7) Meditating and disconnecting
When you’re feeling good about yourself, optimism and excitement aren’t far behind. And when you have that kind of feeling, your day will always be worth it. So how do you achieve that state of mind? Meditation seems to be the answer, with various neurological benefits linked to the ancient practice, such as improving attention and concentration.
Even if the idea of sitting in one place for too long already makes you feel jittery, you can opt to power off all your devices at the end of the day instead. This habit gives you time to disconnect from the never-ending demands of the real world and focus on properly resting so you can get back to the grind feeling refreshed.

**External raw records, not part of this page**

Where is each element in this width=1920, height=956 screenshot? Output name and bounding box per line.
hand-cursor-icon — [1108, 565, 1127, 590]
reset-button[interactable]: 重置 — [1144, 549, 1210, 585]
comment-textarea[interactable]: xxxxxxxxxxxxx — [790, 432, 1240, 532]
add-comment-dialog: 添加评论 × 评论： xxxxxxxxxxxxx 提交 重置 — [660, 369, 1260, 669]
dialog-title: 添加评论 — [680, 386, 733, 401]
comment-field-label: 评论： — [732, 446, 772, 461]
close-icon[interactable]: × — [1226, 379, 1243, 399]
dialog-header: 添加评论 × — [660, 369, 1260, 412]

8) Networking all day, every day
Networking is possibly the most important habit one would need to cultivate in order to gain an advantage over their peers – your own secret weapon. It’s not only for landing you good career opportunities, you’d also be able to secure key clients should the need ever arise. You’d also be getting valuable industry-related trends in addition to a large pool of resources for a variety of your career needs. Sold yet?
Don’t just reach out to every contact you have on Facebook and LinkedIn, or hand out your name card to every person you meet at events. Remember, people will be more likely to help someone they know and trust. A simpler way is to be your authentic self and keep in contact with your current circle, slowly expanding through introductions.
“When you work on something, you get the feeling that you’ve achieved something,” said Masako Wakamiya, the 82-year old app developer. Also known as Japan’s ‘golden coder’, she never let her age deter her from self-learning code to make a game app for the elderly.
If you’ve read this far, take heart from Ms Wakamiya’s story and never stop reaching for new heights. You already have eight new habits to learn, so good luck!